Only authorized individuals should have access to the evidence. Evidence integrity is critical for establishing and maintaining the veracity of findings. Allowing unauthorized—or undocumented—access to evidence can cast doubt on whether the evidence was altered. Even if the MD5 hash values are later found to match, allowing unauthorized access to the evidence can be enough to call the investigative process into question.

Security is important for preventing unauthorized access to both original evidence and analysis. Physical and digital security both play important roles in the overall security of evidence. The security of evidence should cover the premises, the evidence locker, any device that can access the analysis server, and network connections. Forensic investigators should be concerned with two types of security: physical security and digital security.

  • Physical security is the collection of devices, structural design, processes, and other means for ensuring that unauthorized individuals cannot access, modify, destroy, or deny access to the data. Examples of physical security include locks, electronic fobs, and reinforced walls in the forensic lab.

  • Digital security is the set of measures to protect the evidence on devices and on a network. Evidence can contain malware that could infect the analysis machine. A networked forensic machine that collects evidence remotely can potentially be penetrated.

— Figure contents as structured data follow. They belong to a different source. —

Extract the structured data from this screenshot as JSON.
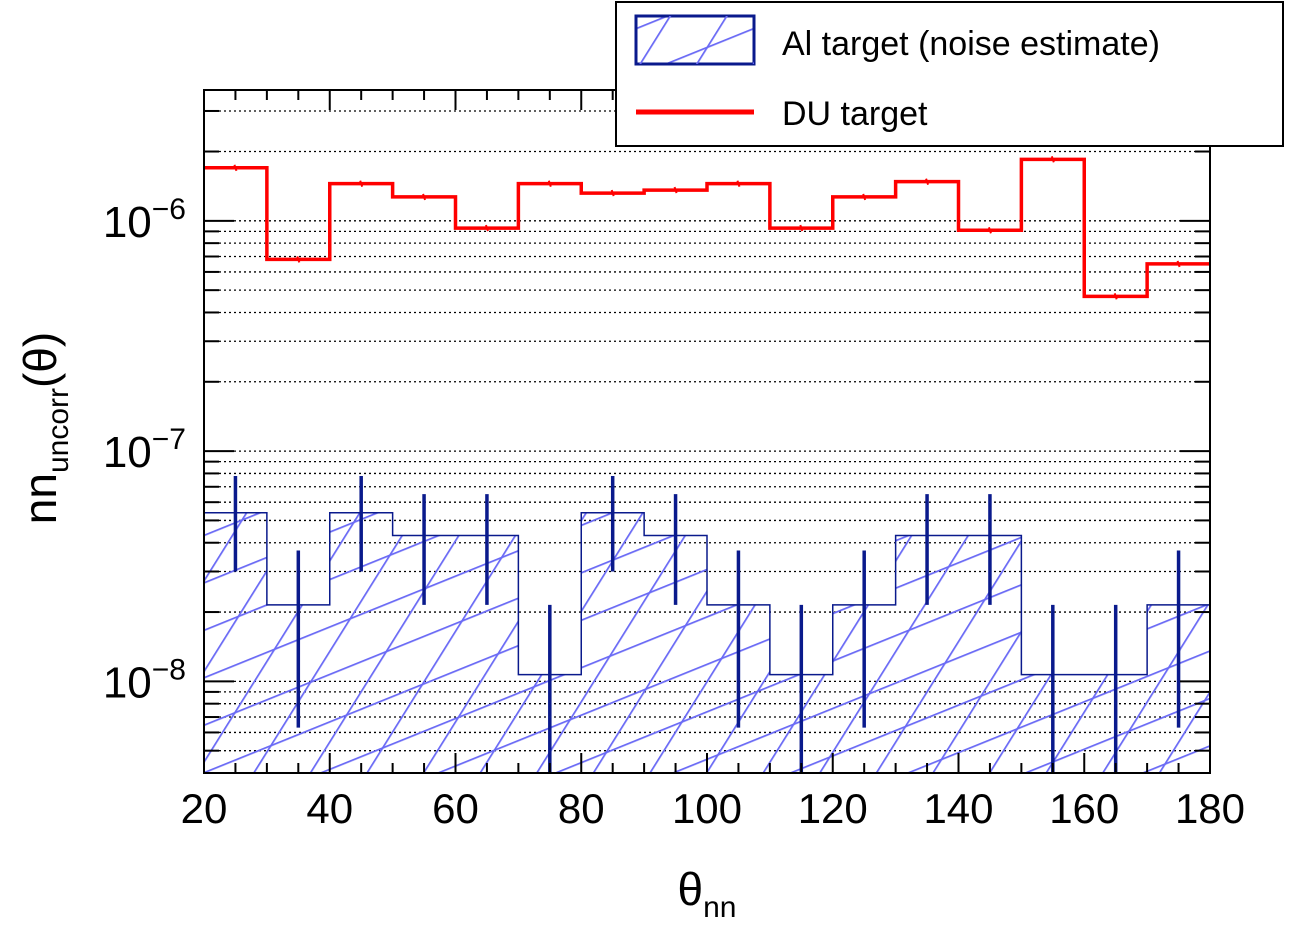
{
  "chart_data": {
    "type": "histogram",
    "xlabel": "θ",
    "xlabel_sub": "nn",
    "ylabel": "nn",
    "ylabel_sub": "uncorr",
    "ylabel_suffix": "(θ)",
    "xlim": [
      20,
      180
    ],
    "ylim": [
      4e-09,
      3.7e-06
    ],
    "y_scale": "log",
    "x_ticks": [
      20,
      40,
      60,
      80,
      100,
      120,
      140,
      160,
      180
    ],
    "y_ticks": [
      {
        "value": 1e-08,
        "base": "10",
        "exp": "−8"
      },
      {
        "value": 1e-07,
        "base": "10",
        "exp": "−7"
      },
      {
        "value": 1e-06,
        "base": "10",
        "exp": "−6"
      }
    ],
    "grid": "y-dotted",
    "legend_position": "top-right",
    "bin_edges": [
      20,
      30,
      40,
      50,
      60,
      70,
      80,
      90,
      100,
      110,
      120,
      130,
      140,
      150,
      160,
      170,
      180
    ],
    "series": [
      {
        "name": "Al target (noise estimate)",
        "style": "hatched-fill",
        "color": "#0a1a8c",
        "hatch_color": "#6a6af5",
        "values": [
          5.4e-08,
          2.15e-08,
          5.4e-08,
          4.3e-08,
          4.3e-08,
          1.07e-08,
          5.4e-08,
          4.3e-08,
          2.15e-08,
          1.07e-08,
          2.15e-08,
          4.3e-08,
          4.3e-08,
          1.07e-08,
          1.07e-08,
          2.15e-08
        ],
        "error_low": [
          3e-08,
          6.3e-09,
          3e-08,
          2.15e-08,
          2.15e-08,
          3e-09,
          3e-08,
          2.15e-08,
          6.3e-09,
          3e-09,
          6.3e-09,
          2.15e-08,
          2.15e-08,
          3e-09,
          3e-09,
          6.3e-09
        ],
        "error_high": [
          7.8e-08,
          3.7e-08,
          7.8e-08,
          6.5e-08,
          6.5e-08,
          2.15e-08,
          7.8e-08,
          6.5e-08,
          3.7e-08,
          2.15e-08,
          3.7e-08,
          6.5e-08,
          6.5e-08,
          2.15e-08,
          2.15e-08,
          3.7e-08
        ]
      },
      {
        "name": "DU target",
        "style": "step-line",
        "color": "#ff0000",
        "values": [
          1.7e-06,
          6.8e-07,
          1.45e-06,
          1.27e-06,
          9.3e-07,
          1.45e-06,
          1.32e-06,
          1.36e-06,
          1.45e-06,
          9.3e-07,
          1.27e-06,
          1.48e-06,
          9.1e-07,
          1.85e-06,
          4.7e-07,
          6.5e-07
        ]
      }
    ]
  }
}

Examples of digital security include antivirus software, firewalls, and ensuring that forensic analysis machines are not connected to a network.

Investigator training and certification

Forensic investigators are often required to take forensic training and maintain current certifications in order to conduct investigations and testify to the results. While this is not always required, investigators can further prove that he has proper technical expertise by way of such training and certification. Forensic investigators are forensic experts, so that expertise should be documented and provable should anyone question their credentials. This can be achieved in part by way of training and certification.

The post-investigation process

After an investigation concludes, the evidence and analysis findings need to be properly archived or destroyed. Criminal and civil investigations require that evidence be maintained for a mandated period of time. The investigator should be aware of such retention rules and ensure that evidence is properly and securely archived and maintained for that period of time. In addition, documentation and analysis should be retained as well to guarantee that the results of the investigation are not lost and to prevent issues arising from questions about the evidence (for example, chain of custody).